Robert Jordan

Science-fiction writer


James Oliver Rigney (Robert Jordan), writer: born Charleston, South Carolina 17 October 1948; married Harriet McDougal (one son); died Charleston 16 September 2007.

The overwhelming presence of J.R.R. Tolkien blighted the careers of many writers who could not escape his shadow. It did not blight the career of James Rigney Jnr who spent the last decades of his life creating, in the 12-volume "Wheel of Time" sequence of epic fantasy novels, a work deeply evocative of Tolkien's; because Rigney, who wrote fantasy as Robert Jordan, did it right.

The problem with imitating Tolkien is that it is a full-time job. His central epic, The Lord of the Rings, resounds throughout with a sense that what is being told here is only the tip of the iceberg; but the only way to convey that sense fully is to have also created the iceberg beneath. Tolkien spent almost his entire life secreting that iceberg; Jordan – Rigney was universally recognised under that pen-name – shaped most of his career around a similar enterprise. The end result had little of the mesmerising melancholia or mythic glamour of Tolkien; but the "Wheel of Time" is so solidly, painstakingly and honestly constructed that it has become deeply addictive for its millions of readers.

James Oliver Rigney was born in Charleston, South Carolina, and died there. It is a place which is hard to leave: a small, tree-choked city on an intimate peninsula all its own which gives an impression that its deep ante-bellum past is far more present than our own world: not perhaps a bad environment for a writer whose greatest achievement was to create a vast, bustling epic tale which seems less real than the deep past which governs it, and determines its outcome.

Rigney did not come immediately to writing, however. Before attending university, he enrolled in the US Army, doing two tours in Vietnam between 1968 and 1970, and earning a Distinguished Flying Cross.
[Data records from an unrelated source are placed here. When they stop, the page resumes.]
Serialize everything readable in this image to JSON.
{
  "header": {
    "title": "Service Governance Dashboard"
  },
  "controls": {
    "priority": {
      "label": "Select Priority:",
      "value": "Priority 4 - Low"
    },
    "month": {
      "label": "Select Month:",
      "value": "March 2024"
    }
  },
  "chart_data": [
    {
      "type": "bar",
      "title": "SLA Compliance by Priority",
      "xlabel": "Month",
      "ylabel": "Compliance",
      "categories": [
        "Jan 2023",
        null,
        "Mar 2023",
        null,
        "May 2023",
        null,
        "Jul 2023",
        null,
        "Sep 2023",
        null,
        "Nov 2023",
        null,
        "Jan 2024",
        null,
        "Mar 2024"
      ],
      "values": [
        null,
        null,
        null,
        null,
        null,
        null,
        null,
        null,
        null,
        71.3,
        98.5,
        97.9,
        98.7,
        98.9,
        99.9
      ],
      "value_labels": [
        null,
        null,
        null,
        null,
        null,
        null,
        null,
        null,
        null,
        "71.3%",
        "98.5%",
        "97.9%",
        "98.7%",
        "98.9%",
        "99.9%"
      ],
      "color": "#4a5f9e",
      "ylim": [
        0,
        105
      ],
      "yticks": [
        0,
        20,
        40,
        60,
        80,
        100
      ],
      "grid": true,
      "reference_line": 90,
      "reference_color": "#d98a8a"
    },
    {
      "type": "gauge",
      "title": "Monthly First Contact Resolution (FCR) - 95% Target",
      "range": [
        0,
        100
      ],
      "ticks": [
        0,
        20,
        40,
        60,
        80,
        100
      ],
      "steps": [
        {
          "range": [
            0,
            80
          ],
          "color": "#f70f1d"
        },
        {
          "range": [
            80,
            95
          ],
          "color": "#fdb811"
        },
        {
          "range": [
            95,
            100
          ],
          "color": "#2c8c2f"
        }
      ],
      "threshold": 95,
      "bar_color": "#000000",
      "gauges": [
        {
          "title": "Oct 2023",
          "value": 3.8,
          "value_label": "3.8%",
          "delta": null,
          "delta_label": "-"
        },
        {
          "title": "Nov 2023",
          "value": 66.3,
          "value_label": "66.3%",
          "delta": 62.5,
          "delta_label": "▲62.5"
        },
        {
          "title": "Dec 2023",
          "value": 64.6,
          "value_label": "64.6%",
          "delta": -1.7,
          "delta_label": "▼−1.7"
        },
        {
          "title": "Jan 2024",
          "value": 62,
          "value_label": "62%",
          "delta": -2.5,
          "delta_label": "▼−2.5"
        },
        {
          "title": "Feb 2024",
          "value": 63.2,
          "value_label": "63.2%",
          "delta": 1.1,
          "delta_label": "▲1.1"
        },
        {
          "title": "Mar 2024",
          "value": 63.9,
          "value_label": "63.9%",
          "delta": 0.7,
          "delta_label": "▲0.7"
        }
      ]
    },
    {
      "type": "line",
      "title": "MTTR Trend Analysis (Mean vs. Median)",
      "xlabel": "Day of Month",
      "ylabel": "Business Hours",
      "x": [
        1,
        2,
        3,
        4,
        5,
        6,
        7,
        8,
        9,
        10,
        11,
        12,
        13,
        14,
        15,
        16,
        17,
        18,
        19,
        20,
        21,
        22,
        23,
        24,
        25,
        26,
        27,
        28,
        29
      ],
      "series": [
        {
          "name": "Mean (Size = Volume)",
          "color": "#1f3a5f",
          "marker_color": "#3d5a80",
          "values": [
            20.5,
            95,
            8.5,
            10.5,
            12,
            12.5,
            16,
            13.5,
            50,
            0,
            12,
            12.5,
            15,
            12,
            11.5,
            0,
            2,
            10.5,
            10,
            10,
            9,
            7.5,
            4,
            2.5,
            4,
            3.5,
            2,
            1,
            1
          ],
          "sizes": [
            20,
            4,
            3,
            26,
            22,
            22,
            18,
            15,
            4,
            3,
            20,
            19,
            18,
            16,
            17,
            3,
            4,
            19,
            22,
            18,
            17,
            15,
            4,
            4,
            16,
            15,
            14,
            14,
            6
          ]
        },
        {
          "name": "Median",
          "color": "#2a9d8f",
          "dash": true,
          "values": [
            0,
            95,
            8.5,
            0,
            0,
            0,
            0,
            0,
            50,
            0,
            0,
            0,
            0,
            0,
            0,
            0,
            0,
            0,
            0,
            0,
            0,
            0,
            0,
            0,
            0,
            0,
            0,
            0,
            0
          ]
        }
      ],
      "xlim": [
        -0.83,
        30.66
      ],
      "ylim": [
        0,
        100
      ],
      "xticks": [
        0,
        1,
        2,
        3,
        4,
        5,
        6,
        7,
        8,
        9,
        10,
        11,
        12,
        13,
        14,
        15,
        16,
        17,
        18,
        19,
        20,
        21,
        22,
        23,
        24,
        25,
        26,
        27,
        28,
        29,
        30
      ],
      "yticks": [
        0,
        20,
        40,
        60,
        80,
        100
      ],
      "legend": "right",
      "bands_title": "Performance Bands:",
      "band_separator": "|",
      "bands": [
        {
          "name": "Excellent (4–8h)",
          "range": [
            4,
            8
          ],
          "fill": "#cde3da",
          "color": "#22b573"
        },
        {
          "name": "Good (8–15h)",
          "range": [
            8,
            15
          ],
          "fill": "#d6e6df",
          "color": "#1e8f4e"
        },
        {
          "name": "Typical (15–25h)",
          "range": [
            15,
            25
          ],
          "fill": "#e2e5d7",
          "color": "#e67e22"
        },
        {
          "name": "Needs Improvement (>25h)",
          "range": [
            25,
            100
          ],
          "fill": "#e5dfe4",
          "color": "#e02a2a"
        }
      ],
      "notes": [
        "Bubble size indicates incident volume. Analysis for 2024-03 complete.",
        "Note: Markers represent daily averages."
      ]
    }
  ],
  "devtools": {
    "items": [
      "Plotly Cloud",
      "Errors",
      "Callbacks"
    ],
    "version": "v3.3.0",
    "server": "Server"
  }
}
After his discharge, he attended a South Carolina military academy, the Citadel, taking a degree in physics and working for the US Navy as a nuclear engineer until early success in his writing career, which began in 1977, enabled him to become freelance.

He never wrote under his own name, always using pen-names whose first initials replicated his real ones: as Reagan O'Neal he wrote several historical romances, beginning with his first book, The Fallon Pride (1980); as Jackson O'Reilly he wrote a western; and as Robert Jordan he wrote several novels set in the hectic "Conan the Conqueror" universe originally created by Robert E. Howard, a series of make-work epics culminating in his novelisation of a Conan movie, Conan the Destroyer in 1984. Then, after several years of Tolkien-like preparation for the task, he published The Eye of the World (1990), and the rest of his life began.

The "Wheel of Time" is immensely complex on the surface, though every major event was pre-planned before a word was published, and Jordan once claimed that, if published, his notes and indices would fill thousands of pages. These surface complexities can be reduced to a fairly simple underlying conceit. After completing his task, the Creator of the world is forced to lock his antithesis, the Dark One, into an impenetrable "otherworld", which is duly penetrated, letting the taint of evil thrust humankind into history. The resulting war between good and evil governs the 10,000 pages of the sequence, which remains not quite complete.

In March 2006, Jordan announced that he had been diagnosed with cardiac amyloidosis, a rare and incurable blood disease which gave him a life expectancy, he said, of about four years. This, he thought, would be enough to finish the "Wheel of Time". But the disease advanced more rapidly than he had hoped; and the final volume, "A Memory of Light", proved too immense an undertaking for his failing powers. The details of the plot are apparently known – he said once that he knew what he was doing so thoroughly that he could have written the final chapter 20 years before – but the text stops short.

Jordan was a comfortable and generous host and colleague, and maintained unfailingly good relations with his publisher, Tor, an unusual situation perhaps made more likely by the fact that his wife was an editor with the firm. Like Tolkien, he was a devout Christian. Also like Tolkien, his intense faith was never made explicit in his work, but infused its enormous expanse, almost subliminally, with light.